1. All-in-one reporting suites
In these type of tools the user (reporting) interface plays a central role. Everything is built around the interface. How to create a measurement plan and set up data collection the right way is something else, but when you set up data collection in these tools, the default reports are populated immediately and you're good to go.
|Google Analytics||Analytics offering within the Google Marketing Platform||Free & paid||Cloud|
|Piwik Pro||Analytics suite with a focus on user privacy and data security||Free & paid||Cloud|
|Mixpanel||Focus on product analytics.||Free & paid||Cloud|
|Amplitude||Focus on product analytics. Part or a larger suite / other modules available.||Free & paid||Cloud|
|Adobe Analytics||Analytics product within the Adobe Experience Cloud. Corporate focus.||Paid||Cloud|
|Matomo||Formerly Piwik. Free and open source analytics platform, focused on user privacy and data security.||Free & paid||Cloud / On-premise|
|Heap.io||Focus on auto capturing events and behavioral metrics||Free & paid||Cloud|
2. Data collectors & loaders
Secondly, this category of tools is focusing on the data collection part and storing that data into an (cloud) analytical database (e.g. Snowflake, Google BigQuery or AWS Redshift), without providing an reporting interface.
Note: Equally important for the other categories as well, a good collection client / API, including a sound data structure / schema (protocol), handling of (first-party) cookies and customizability is not present in every tool. Good example of mature collection protocols: the GA measurement protocol or the Snowplow Tracker Protocol
|Snowplow||Open source platform for (online) behavioral data collection, streaming data into (cloud analytical) databases.||Free & paid||Cloud / On-premise|
3. Event hubs / routers
This last category has overlap with the previous one, but ads an additional component: routing / distributing the collected events to a range of other systems (on the server-side).

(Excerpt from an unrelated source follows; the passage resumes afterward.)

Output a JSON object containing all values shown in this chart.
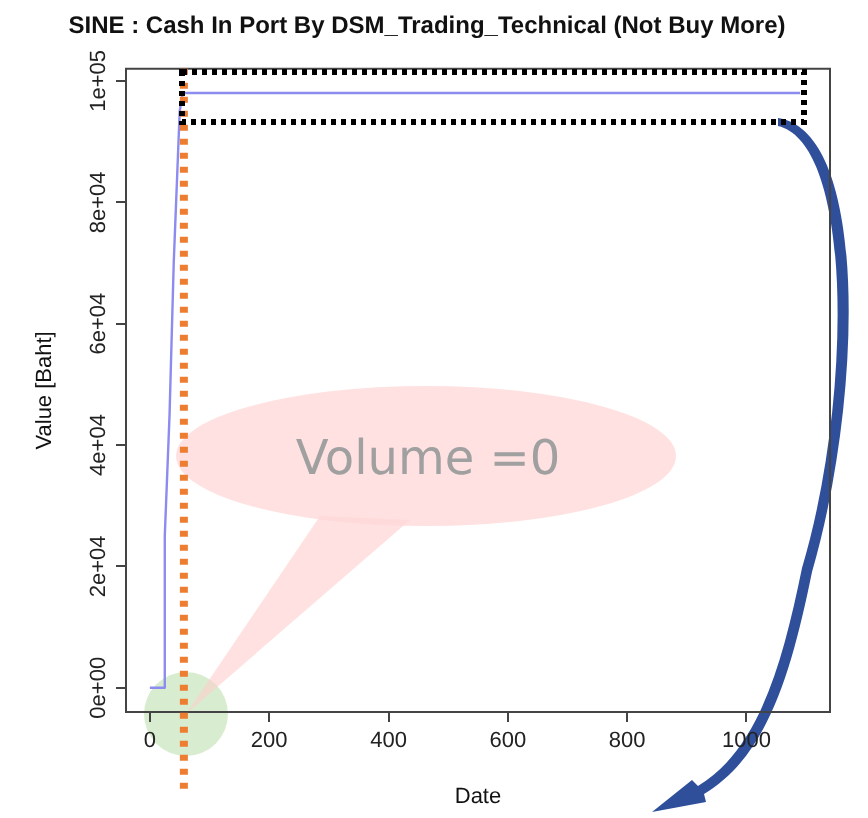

Almost every tool will provide you with an user interface and templates to configure those routes. Sometimes part of a larger suite (for example as a step before aggerating event data to user profiles and audiences).
|Tealium EventStream||Collect & route events to external applications or the Tealium CDP.||Paid||Cloud|
|Google Tag Manager Server||Self hosted "server-side tag management" solution of Google. Distribute behavioral event streams to Google and non-Google destinations.||Free (only cloud costs)||On-premise|
|Segment||Collect and distribute data to other applications. Also has CDP capabilities.||Free & paid||Cloud|
|Rudderstack||Collect and distribute data to other applications. Focus on developers and has CDP capabilities.||Free & Paid||Cloud|
|MetaRouter||Server-side event router with a focus on compliance and security||Paid||Cloud / On-premise|
|Jentis||Server-side tag management solution hosted in the EU||Paid||Cloud|
|Jitsu||"Open source Segment alternative"||Free & paid||Cloud / On-premise|
Selecting an alternative or complementary data collection tool or stack should depend on your type of business and more important, your requirements. The list or requirements is growing, since not only the wishes of the business user are important. The privacy of the user tracked is equally important and it's not given that the tool that shouts the loudest regarding their privacy offering is the best option in your situation.
Start with your business objectives, requirements, the people that need to work with the tool and the expertise and resources available within your organization. Then pick a vendor.